Friday, July 08, 2011

Using Math To Illustrate

Charles Krauthammer does an excellent job in this column of showing just how much trouble we're in financially, and just how unserious the president is about getting us out of that trouble:
And what have been Obama’s own debt-reduction ideas? In last week’s news conference, he railed against the tax break for corporate jet owners — six times.

I did the math. If you collect that tax for the next 5,000 years — that is not a typo — it would equal the new debt Obama racked up last year alone. To put it another way, if we had levied this tax at the time of John the Baptist and collected it every year since — first in shekels, then in dollars — we would have 500 years to go before we could offset half of the debt added by Obama last year alone.

Obama’s other favorite debt-reduction refrain is canceling an oil-company tax break. Well, if you collect that oil tax and the corporate jet tax for the next 50 years — you will not yet have offset Obama’s deficit spending for February 2011.
Sometimes, knowing a little math can be pretty important.

5 comments:

DADvocate said...

Plus, Krauthammer doesn't factor in the taxes lost and unemployment/welfare paid when jobs in the jet industry are lost due to lower sales due to Obama's taxes.

Bartender Cabbie said...

The yacht industry was almost destroyed a few years back. Be the same type of thing.

mmazenko said...

I usually enjoy Charles, but he uses one example that Obama offered of the type of tax break and subsidy that can be closed as a deficit reduction, and he implies that it's Obama's entire argument or plan. That's pretty weak. Charles knows that, and he's just pandering to the crowd - one that doesn't want to think beyond the literal.

Weak, Charles, weak.

Darren said...

No, he illustrates one point that the president seemed to harp on. Six times.
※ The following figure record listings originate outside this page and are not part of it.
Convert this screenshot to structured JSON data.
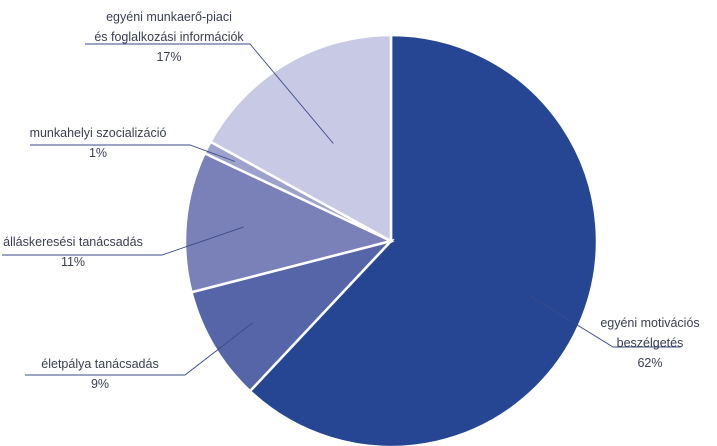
{
  "chart_data": {
    "type": "pie",
    "start_angle_deg": 0,
    "direction": "clockwise",
    "slices": [
      {
        "label": [
          "egyéni motivációs",
          "beszélgetés"
        ],
        "value": 62,
        "pct": "62%",
        "color": "#264694"
      },
      {
        "label": [
          "életpálya tanácsadás"
        ],
        "value": 9,
        "pct": "9%",
        "color": "#5565a7"
      },
      {
        "label": [
          "álláskeresési tanácsadás"
        ],
        "value": 11,
        "pct": "11%",
        "color": "#7a80b8"
      },
      {
        "label": [
          "munkahelyi szocializáció"
        ],
        "value": 1,
        "pct": "1%",
        "color": "#9da1cd"
      },
      {
        "label": [
          "egyéni munkaerő-piaci",
          "és foglalkozási információk"
        ],
        "value": 17,
        "pct": "17%",
        "color": "#c8c9e4"
      }
    ]
  }
}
For a "crowd" that likes to scream that Republicans want to throw starving seniors in the streets and require women who want abortions to have to resort to bloody hangers in a back alley, I'll cut Krauthammer a little slack if using math and a funny example is the right's way of "pandering".

Sally said...

What I liked about his article was that he created a strong visual for us about the impracticality of this idea instead of just throwing the big numbers at us...LOVED the John the Baptist reference...it REALLY drove it home that the numbers we are dealing with too ridiculous to make an impact.

Of course that's not his only idea, but darned if most of his ideas aren't just as pathetic in my mind.